Rome wasn't built in a day. Europe's overall economic decline, the impact of immigration crises on social welfare systems and the cultural clashes resulting from religious differences have given rise to a plethora of chaos in Europe. "For Europe, this is an era of compounded crises in political, economic and social contradictions. Europe is now at a critical juncture between reform and clinging to the past," Zhao Junjie, a research fellow at the Institute of European Studies of the Chinese Academy of Social Sciences, told the Global Times.

After Fico was shot, many politicians expressed shock at the incident. German Chancellor Olaf Scholz said, "Violence must have no place in European politics." The sound of gunfire shows that addressing political violence has become a major challenge for Europe as a whole. Extreme sentiments pervade Europe, with many feeling uneasy due to the aftermath of the COVID-19 pandemic, the Russia-Ukraine conflict, climate crises and economic uncertainties.

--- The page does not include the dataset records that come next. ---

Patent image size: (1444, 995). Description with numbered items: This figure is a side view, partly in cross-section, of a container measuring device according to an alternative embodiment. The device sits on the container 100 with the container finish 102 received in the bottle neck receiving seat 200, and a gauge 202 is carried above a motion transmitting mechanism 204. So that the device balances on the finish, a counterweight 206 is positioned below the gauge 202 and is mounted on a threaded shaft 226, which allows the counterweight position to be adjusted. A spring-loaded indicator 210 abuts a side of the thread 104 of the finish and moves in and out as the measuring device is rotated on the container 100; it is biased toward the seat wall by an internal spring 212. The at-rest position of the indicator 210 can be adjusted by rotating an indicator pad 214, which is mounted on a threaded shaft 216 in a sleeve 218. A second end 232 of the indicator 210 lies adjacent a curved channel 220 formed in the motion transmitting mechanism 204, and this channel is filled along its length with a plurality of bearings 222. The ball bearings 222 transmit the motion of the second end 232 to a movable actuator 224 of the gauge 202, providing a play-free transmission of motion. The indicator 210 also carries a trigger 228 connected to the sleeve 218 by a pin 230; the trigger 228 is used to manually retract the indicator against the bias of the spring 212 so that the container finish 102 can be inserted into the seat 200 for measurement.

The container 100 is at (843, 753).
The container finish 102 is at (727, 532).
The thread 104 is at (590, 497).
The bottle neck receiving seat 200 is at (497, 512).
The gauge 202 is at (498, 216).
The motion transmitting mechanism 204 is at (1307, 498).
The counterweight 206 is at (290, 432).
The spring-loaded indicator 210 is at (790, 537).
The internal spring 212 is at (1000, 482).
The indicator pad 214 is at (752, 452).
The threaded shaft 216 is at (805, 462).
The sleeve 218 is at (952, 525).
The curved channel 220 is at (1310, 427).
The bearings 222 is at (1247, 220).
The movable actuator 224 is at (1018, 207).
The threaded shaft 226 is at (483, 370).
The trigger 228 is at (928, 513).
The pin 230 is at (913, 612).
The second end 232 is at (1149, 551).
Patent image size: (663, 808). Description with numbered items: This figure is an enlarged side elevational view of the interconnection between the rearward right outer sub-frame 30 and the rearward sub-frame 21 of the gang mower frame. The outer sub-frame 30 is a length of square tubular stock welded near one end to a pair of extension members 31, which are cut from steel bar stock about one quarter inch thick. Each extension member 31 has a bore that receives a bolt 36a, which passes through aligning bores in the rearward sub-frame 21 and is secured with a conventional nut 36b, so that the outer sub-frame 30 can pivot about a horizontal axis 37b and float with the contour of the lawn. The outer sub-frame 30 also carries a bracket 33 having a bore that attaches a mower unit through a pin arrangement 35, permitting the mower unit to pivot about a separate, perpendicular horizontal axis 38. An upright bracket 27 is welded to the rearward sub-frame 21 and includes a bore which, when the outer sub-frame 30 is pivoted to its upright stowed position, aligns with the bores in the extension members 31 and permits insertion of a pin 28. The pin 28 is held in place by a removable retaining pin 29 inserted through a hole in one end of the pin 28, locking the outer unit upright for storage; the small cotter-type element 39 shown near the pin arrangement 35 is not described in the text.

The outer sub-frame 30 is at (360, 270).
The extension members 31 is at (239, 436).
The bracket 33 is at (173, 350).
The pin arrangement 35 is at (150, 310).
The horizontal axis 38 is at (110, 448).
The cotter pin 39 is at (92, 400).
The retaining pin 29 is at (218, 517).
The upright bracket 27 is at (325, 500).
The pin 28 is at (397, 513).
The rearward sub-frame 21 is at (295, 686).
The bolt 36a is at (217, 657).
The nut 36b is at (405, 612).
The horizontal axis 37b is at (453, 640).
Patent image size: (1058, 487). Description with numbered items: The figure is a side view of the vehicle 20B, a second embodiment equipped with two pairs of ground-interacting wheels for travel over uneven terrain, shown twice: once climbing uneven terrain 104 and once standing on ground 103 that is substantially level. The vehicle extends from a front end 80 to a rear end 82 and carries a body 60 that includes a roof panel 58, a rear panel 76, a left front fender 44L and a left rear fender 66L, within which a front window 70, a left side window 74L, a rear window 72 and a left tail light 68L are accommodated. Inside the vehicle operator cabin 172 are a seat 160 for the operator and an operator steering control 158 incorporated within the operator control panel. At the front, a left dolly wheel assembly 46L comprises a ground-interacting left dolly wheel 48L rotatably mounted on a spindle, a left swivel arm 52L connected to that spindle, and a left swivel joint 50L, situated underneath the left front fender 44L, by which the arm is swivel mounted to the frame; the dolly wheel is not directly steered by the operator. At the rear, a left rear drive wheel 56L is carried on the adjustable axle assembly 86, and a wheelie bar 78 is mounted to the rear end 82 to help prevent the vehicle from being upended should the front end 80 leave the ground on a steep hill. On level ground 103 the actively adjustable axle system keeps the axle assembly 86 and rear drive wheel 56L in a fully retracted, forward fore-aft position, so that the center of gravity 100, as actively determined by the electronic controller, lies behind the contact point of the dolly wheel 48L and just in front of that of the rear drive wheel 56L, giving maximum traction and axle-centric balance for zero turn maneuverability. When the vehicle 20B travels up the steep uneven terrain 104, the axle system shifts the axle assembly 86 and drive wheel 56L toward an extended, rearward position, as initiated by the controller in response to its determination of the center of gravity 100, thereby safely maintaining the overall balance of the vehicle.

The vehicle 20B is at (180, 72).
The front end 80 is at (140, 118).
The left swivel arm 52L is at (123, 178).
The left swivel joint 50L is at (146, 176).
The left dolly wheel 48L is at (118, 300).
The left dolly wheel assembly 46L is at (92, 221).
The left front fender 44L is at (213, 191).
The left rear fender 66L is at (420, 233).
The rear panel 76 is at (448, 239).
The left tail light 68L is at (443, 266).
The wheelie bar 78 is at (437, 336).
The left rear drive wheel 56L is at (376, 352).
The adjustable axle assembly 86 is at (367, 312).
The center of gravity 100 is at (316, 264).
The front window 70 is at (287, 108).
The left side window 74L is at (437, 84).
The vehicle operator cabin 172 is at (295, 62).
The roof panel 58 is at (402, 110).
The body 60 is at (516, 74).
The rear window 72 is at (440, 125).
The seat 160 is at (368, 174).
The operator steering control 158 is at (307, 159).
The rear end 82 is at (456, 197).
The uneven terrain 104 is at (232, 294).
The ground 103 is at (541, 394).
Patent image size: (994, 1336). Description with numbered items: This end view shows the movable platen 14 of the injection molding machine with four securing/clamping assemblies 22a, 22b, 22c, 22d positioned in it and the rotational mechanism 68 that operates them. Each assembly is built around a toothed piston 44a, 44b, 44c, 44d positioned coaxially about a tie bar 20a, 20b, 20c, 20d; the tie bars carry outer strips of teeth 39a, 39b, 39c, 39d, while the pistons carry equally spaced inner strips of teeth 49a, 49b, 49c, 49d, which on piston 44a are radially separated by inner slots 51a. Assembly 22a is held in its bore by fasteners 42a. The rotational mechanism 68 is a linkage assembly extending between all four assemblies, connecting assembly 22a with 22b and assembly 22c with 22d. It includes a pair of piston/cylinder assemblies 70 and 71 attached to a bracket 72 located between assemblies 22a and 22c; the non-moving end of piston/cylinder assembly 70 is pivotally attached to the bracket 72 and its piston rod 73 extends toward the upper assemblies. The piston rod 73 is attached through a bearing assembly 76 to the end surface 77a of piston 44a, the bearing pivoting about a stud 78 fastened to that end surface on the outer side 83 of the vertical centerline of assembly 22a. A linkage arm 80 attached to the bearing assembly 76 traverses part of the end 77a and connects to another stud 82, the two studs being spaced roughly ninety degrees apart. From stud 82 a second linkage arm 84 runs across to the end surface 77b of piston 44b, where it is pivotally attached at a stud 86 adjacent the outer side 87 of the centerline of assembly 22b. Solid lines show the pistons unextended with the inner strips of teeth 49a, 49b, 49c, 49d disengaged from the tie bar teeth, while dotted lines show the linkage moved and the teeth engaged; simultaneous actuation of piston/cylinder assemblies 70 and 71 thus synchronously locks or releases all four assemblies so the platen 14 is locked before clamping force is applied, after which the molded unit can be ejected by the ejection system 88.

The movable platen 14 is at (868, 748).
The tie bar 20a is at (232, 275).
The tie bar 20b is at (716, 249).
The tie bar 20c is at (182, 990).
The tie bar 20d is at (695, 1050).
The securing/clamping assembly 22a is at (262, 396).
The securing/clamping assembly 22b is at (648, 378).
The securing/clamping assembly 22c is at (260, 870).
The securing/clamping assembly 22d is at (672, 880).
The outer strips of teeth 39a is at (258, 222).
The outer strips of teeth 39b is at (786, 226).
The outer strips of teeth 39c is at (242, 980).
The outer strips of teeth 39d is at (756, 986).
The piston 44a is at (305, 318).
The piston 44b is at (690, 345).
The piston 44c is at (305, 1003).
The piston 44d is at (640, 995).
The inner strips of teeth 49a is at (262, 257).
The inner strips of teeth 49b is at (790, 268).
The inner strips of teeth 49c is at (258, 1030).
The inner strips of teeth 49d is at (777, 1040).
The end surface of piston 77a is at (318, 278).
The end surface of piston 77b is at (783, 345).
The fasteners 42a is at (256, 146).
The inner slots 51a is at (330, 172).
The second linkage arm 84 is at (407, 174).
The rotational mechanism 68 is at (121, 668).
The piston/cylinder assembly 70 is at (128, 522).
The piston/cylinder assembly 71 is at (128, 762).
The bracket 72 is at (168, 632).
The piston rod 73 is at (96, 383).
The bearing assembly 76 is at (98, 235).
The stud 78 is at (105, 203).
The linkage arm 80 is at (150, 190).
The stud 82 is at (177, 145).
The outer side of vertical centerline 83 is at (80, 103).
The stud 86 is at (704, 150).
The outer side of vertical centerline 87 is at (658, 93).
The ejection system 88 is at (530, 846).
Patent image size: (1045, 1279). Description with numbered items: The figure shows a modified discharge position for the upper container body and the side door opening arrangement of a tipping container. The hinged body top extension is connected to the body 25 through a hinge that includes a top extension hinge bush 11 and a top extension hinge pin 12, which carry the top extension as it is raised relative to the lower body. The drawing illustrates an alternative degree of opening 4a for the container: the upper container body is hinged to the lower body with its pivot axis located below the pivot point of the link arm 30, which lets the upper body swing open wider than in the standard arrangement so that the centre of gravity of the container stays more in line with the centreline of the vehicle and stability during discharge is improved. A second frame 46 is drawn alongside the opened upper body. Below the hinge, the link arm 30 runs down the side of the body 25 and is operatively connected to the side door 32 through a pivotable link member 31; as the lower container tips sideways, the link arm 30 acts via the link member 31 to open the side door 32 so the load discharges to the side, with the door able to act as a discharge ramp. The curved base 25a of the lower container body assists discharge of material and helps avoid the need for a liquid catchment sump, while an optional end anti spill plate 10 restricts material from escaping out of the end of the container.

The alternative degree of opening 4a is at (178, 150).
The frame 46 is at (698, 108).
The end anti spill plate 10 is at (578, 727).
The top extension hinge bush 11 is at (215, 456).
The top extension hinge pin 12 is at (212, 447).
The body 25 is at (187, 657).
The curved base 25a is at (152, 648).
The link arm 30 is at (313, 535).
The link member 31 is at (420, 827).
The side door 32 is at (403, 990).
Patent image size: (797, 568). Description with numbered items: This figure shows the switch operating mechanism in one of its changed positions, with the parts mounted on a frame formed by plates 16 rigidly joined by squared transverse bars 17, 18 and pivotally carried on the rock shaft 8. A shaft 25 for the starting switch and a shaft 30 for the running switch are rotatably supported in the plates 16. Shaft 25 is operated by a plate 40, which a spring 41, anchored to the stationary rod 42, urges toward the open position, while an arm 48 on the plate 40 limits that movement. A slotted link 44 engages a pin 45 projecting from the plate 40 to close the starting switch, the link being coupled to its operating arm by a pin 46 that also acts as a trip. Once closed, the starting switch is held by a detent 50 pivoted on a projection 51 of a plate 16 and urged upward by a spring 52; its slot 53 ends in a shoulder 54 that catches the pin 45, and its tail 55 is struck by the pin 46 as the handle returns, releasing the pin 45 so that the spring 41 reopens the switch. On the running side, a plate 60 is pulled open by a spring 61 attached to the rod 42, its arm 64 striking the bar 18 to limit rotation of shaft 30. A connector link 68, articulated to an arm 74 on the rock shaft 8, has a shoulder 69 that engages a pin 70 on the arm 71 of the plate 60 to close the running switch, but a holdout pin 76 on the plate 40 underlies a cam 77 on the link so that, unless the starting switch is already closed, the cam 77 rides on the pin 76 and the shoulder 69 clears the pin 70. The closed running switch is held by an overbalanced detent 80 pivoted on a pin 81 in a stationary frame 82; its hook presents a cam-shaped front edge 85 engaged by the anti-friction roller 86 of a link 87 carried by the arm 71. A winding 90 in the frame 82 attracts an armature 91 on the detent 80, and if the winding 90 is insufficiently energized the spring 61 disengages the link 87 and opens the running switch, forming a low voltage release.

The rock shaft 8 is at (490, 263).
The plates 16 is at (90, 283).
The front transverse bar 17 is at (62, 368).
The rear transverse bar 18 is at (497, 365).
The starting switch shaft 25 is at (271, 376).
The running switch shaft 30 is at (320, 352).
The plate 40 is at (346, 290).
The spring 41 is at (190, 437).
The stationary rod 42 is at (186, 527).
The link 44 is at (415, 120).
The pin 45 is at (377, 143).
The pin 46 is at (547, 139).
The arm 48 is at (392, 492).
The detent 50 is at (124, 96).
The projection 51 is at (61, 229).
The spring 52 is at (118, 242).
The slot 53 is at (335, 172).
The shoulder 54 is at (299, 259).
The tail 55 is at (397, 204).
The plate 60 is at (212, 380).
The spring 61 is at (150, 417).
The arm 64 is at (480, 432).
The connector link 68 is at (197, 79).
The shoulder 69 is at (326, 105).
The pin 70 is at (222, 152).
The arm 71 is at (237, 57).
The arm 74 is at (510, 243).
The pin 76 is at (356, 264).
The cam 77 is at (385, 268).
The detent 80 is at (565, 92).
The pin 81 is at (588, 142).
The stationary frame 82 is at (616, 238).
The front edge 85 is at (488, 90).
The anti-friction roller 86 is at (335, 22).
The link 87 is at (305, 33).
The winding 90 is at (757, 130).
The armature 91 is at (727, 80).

More and more people are unwilling to engage in political dialogue, and the democratic consensus of maintaining political objectivity rather than personal attacks is gradually disappearing.

Upsetting signs are on the rise in European politics. The assassination attempt against Fico sounds the alarm for increasing political violence in Europe. Russian President Vladimir Putin stated, "There can be no justification for this monstrous crime." The chaos in European politics and society is worthy of serious consideration.